Persistent papillomas developed in ~10% of out-bred immune-competent SKH-1 mice following MusPV1 challenge of their tail, and in a similar fraction the papillomas were transient, suggesting potential as a model. However, papillomas only occurred in BALB/c or C57BL/6 mice depleted of T cells with anti-CD3 antibody, and they completely regressed within 8 weeks after depletion was stopped. Neither CD4+ nor CD8+ T cell depletion alone in BALB/c or C57BL/6 mice was sufficient to permit visible papilloma formation. However, low levels of MusPV1 were sporadically detected by either genomic DNA-specific PCR analysis of local skin swabs or in situ hybridization of the challenge site with an E6/E7 probe. After switching to CD3+ T cell depletion, papillomas appeared upon 14/15 of mice that had been CD4+ T cell depleted throughout the challenge phase, 1/15 of CD8+ T cell depleted mice, and none in mice without any prior T cell depletion. Both control animals and those depleted with CD8-specific antibody generated MusPV1 L1 capsid-specific antibodies, but not those depleted with CD4-specific antibody prior to T cell depletion with CD3 antibody. Thus, normal BALB/c or C57BL/6 mice eliminate the challenge dose, whereas infection is suppressed but not completely cleared if their CD4 or CD8 T cells are depleted, and recrudescence of MusPV1 is much greater in the former following treatment with CD3 antibody, possibly reflecting their failure to generate capsid antibody. Systemic vaccination of C57BL/6 mice with DNA vectors expressing MusPV1 E6 or E7 fused to calreticulin elicits potent CD8 T cell responses and these immunodominant CD8 T cell epitopes were mapped. Adoptive transfer of a MusPV1 E6-specific CD8+ T cell line controlled established MusPV1 infection and papilloma in RAG1-knockout mice. These findings suggest the potential of immunotherapy for HPV-related disease and the importance of host immunogenetics in the outcome of infection.
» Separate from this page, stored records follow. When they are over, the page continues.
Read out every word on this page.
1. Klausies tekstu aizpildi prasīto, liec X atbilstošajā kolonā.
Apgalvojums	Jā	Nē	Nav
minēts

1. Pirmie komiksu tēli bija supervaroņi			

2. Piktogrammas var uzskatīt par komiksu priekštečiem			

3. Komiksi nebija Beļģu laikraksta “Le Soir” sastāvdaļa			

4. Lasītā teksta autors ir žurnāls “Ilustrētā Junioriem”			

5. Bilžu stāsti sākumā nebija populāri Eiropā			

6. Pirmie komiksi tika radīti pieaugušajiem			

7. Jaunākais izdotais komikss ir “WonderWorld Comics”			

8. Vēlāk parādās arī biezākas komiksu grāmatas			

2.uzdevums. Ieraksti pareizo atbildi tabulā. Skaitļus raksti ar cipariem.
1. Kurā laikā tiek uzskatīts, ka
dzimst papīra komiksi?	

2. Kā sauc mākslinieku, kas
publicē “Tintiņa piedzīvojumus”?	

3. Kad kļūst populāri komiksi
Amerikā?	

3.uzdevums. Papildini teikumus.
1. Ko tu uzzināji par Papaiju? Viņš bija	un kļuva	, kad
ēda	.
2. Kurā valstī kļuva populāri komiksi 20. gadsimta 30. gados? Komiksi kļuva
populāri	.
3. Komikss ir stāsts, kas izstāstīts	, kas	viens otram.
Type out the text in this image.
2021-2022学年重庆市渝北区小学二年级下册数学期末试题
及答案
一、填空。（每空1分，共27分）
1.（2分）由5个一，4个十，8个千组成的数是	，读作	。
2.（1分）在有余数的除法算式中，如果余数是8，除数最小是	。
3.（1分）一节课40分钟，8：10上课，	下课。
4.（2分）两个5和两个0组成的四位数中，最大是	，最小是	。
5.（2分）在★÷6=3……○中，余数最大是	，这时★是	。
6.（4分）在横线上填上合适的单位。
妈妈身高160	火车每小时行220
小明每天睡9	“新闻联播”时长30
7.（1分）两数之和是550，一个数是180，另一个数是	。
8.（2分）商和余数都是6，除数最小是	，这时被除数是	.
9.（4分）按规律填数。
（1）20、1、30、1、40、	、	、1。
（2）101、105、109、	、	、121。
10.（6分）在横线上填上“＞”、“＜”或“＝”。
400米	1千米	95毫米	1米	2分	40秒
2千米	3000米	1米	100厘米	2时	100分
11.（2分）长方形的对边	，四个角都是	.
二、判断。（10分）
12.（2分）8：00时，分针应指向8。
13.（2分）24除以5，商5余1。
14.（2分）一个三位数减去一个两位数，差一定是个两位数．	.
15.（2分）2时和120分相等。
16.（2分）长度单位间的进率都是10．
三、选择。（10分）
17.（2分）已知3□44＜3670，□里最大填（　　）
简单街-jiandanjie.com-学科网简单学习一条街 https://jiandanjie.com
Author Summary While most patients clear human papillomavirus (HPV) infection, some develop persistent papillomas, especially if immunocompromised. Likewise, we find a fraction of outbred SKH-1 mice challenged with Mus musculus papillomavirus type 1 (MusPV1/MmuPV1) develop persistent papillomas, whereas most SKH-1 mice, as seen for the inbred C57BL/6 and BALB/c strains, clear the infection. Viral clearance requires both CD4+ and CD8+ T cells, and depletion of either subset permits persistent but subclinical infection. In C57BL/6 mice, CD8+ T cell epitopes were mapped to MusPV1 E6 and E7; however the CD8+ T cell response to E6 dominated and correlated with spontaneous regression. A MusPV1 E6-specific CD8+ T cell line was developed by vaccination and culture in vitro, and its systemic administration once was sufficient to effect papilloma clearance in an immunodeficient mouse. Our observations in inbred and outbred mice challenged with MusPV1 suggest promise for immunotherapy to treat HPV-associated disease.